Evelyn is afraid. It’s her first time, though no one can know it’s her first time. This is important to her. The neighbors are one thing, there’s no getting around what they’ve seen, but the doctors, the nurses: it’s none of their business, she says. She has to pray the neighbors will keep their mouths shut. And remarkably they do. Forty years later, somehow, miraculously, Claudia does not know. But at this moment, Claudia is barely four. She is in my arms. She wears a green gingham dress and wants to climb onto the gurney with her. I stoop to where she can reach and say, Give Mama a kiss. Claudia fidgets and cries; she doesn’t want her mama to go. Evelyn puts her hand in mine. I give it a squeeze before they wheel her off. It’s morning. By the time they come back, it’s night. She’s in the recovery room, they tell me, asleep. We go to the nursery. Claudia passes out on my shoulder on the elevator ride up. There are other fathers at the window, men in loosened ties with their hands pressed against the glass, staring. The nurse waves to me in her starched whites, then wheels a glass bassinet to where I can see. A boy, says the man next to me. He claps me on the back like it’s the best thing in the world. A boy, he says. What do you know about that?

4

Three weeks on Palmer Street put Benji in a mood.

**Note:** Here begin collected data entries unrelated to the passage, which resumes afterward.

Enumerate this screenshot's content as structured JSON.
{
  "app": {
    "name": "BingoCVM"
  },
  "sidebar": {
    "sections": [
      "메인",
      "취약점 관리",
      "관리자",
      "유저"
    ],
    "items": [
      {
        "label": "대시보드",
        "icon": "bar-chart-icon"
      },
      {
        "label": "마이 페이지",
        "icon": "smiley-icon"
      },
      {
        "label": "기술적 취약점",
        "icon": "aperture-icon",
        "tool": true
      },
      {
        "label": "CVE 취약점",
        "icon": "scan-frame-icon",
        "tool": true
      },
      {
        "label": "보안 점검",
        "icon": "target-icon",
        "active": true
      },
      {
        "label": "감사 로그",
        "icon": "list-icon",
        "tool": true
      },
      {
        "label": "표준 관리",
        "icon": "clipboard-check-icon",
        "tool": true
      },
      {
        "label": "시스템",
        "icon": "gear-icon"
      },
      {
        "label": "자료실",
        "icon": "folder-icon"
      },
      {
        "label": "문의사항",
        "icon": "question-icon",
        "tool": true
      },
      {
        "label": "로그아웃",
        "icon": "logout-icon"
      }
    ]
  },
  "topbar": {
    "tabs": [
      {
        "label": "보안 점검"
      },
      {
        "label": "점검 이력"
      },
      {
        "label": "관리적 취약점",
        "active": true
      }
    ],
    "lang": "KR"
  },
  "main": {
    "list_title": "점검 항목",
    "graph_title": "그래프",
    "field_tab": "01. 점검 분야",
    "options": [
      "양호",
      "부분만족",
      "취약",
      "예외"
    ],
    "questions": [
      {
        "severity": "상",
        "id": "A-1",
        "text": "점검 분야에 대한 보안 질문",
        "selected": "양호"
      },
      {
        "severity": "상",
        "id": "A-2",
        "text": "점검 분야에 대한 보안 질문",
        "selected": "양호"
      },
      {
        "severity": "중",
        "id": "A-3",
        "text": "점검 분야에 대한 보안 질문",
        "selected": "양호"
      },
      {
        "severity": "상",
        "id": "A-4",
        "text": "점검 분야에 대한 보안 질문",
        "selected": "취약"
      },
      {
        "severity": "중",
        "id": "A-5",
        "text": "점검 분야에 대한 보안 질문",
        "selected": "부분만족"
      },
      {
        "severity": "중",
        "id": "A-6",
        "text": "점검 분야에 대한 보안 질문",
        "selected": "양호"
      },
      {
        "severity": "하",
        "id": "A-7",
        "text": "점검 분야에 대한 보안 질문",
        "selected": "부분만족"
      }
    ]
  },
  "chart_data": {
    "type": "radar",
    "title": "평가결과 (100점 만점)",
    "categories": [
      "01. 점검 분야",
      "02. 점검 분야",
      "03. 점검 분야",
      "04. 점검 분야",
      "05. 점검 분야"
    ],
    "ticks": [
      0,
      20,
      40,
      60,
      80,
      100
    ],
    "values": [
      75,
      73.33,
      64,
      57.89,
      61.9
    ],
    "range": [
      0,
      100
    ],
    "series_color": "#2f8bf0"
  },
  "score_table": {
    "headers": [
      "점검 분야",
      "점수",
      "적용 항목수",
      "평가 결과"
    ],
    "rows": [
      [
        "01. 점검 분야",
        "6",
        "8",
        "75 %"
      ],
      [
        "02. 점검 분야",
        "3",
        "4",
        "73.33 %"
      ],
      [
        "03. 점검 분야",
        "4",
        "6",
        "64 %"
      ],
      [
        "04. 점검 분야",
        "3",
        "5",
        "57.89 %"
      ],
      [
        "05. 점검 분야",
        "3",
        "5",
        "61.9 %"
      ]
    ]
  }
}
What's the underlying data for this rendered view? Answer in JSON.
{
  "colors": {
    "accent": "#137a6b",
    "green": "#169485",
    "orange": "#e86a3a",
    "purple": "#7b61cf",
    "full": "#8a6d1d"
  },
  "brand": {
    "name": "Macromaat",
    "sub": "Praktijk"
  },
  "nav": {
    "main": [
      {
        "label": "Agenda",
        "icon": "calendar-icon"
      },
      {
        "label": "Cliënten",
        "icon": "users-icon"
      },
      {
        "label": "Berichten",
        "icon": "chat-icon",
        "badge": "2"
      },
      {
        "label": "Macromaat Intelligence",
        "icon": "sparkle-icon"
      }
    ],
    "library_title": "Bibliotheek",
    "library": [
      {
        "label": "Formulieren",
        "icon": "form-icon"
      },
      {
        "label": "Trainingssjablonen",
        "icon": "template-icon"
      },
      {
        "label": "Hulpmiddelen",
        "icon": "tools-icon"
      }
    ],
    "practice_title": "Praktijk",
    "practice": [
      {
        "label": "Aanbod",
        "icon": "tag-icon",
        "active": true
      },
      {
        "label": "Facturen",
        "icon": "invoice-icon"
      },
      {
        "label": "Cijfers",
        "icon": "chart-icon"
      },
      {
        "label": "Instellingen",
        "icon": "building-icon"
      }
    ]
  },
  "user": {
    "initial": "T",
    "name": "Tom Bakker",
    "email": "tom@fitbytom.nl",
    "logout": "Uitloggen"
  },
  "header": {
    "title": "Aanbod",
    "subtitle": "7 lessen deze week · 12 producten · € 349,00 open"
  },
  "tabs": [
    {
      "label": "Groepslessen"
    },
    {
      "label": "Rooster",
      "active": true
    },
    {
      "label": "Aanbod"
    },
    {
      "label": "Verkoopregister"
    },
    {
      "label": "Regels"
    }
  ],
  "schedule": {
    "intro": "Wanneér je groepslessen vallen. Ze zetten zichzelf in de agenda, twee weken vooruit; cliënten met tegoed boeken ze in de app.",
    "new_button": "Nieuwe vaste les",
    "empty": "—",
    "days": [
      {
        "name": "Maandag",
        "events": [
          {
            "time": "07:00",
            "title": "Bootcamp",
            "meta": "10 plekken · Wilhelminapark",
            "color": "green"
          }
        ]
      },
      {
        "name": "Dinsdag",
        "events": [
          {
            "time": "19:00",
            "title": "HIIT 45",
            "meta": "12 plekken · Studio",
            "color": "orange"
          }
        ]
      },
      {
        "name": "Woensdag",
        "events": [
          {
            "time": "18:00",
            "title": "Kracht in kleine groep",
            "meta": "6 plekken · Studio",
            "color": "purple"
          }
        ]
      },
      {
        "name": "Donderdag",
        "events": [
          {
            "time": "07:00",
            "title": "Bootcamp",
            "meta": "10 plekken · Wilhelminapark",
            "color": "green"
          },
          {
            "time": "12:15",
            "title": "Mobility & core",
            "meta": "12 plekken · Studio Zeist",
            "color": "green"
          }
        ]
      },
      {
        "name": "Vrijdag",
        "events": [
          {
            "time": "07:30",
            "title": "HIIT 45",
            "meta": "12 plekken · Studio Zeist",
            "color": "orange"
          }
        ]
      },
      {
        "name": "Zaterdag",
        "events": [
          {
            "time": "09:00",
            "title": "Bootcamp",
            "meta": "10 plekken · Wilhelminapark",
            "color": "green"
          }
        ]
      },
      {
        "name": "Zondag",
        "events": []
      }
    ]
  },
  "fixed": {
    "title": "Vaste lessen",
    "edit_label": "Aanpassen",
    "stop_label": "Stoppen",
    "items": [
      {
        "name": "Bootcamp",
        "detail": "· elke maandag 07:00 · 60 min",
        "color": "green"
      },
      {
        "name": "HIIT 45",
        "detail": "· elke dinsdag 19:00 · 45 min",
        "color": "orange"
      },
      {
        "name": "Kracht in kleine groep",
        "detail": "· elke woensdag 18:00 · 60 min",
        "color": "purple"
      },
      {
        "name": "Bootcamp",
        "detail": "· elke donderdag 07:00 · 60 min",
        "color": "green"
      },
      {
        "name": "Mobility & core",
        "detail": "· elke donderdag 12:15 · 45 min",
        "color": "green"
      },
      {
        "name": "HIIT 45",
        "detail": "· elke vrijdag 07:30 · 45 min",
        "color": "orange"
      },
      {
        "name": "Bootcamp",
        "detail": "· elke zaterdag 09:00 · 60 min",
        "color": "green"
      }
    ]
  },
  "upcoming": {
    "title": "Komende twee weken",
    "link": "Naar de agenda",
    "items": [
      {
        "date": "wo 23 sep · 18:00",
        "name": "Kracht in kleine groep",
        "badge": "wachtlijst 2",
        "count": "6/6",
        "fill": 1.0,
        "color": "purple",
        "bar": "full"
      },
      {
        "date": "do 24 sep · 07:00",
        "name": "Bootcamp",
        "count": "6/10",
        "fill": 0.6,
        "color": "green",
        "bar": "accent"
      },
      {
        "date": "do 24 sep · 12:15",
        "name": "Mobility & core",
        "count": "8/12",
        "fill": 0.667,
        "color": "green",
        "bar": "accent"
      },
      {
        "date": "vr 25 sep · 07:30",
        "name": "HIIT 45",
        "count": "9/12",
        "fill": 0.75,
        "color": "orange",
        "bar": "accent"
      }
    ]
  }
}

He liked the nubbled blue blanket from his boyhood bed and the almost arctic setting of the air conditioner he favored even in mild mid-September. He liked the season’s last tomatoes pulled warm and dusty from his mother’s garden and the sweating, fat-bellied pitcher from which she poured a heavenly homemade lemonade squeezed especially for him. After nearly a month, though, even these pleasantries had lost their charm, dulled by repetition, tarnished by daily tussles with Henry. And every time he complained to Claudia, trying to convince her that a modestly priced hotel was a better place to stage his recuperation, if only he could borrow a little cash, she said, “Forget it.”